View of Yosemite's famous Half Dome peak at sunrise.

lydiadehn, flickr

This photo was taken in Yosemite Wilderness, California.

Yosemite Wilderness encompasses nearly 95 percent (704,624 acres) of Yosemite National Park. Designated as protected wilderness by the 1984 Congress, this pristine region protects Yosemite's ancient sequoia trees, endangered species like the California wolverine and Pacific fisher, miles of beloved hiking trails and the towering peaks of Half Dome and El Capitan. More than 700 miles of trails give access to the wilderness. 

The Yosemite Wilderness is bordered by the Emigrant Wilderness to the north, the Hoover Wilderness to the east and the Ansel Adams Wilderness to the south. Yosemite's landmarks have become synonymous with outdoor splendor: El Capitan, Half Dome, Yosemite Falls, Bridalveil Fall Tuolumne Meadows. 

Fifty-four miles of the Tuolumne Wild and Scenic River, one of the most exquisite mountain rivers on earth, flow through Yosemite Wilderness and Yosemite National Park. Seventy-eight miles of the Merced Wild and Scenic River also run in the region, dropping over some of the most fabulous waterfalls in America, and 22 miles of the Merced's Wild and Scenic South Fork flow through majestic canyon rapids. 

Section of the Tuolumne River. Photo: Jim Bahn, flickr

Visitors should be aware that permits are required for all overnight trips in the Yosemite backcountry. They are not required for day use, except for the Half Dome. Permits may be reserved ahead of time or obtained free of charge on a first-come, first-served basis during peak season (usually May through Oct.). During winter months self registration permits are available at the Yosemite Valley Visitor Center and at the other park issuing stations.

Part of Yosemite Wilderness was recently consumed by the 2013 Yosemite Rim Fire. Now one of the 20 largest fires in California's history, the Yosemite wildfire reached the size of Chicago and threatened 4,500 human structures, forcing the evacuations of hundreds of homes.

Thanks to the act of wilderness designation (the highest form of protection the government can give to a public land), Yosemite Wilderness is free from roads, vehicles and permanent structures. Also prohibited are activities like logging or mining.

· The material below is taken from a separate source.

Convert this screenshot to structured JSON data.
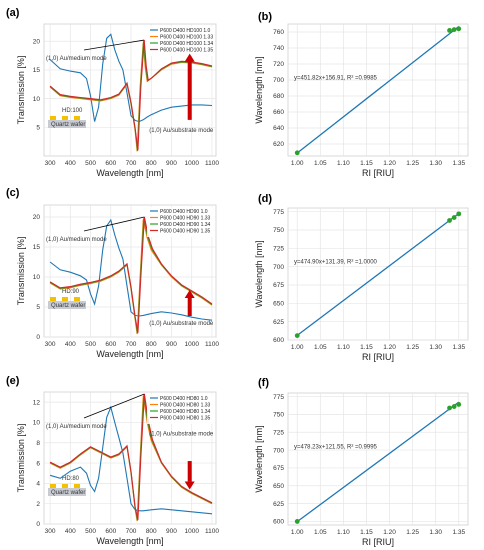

Wilderness is designated through wilderness bills and through local, on-the-ground campaigns. The revolutionary Wilderness Act, introduced in 1964, gives Congress the power to protect a public land with a wilderness designation. The Wilderness Society works with local grassroots coalitions on campaigns to build support for wilderness and other conservation designations, both on the local and congressional levels.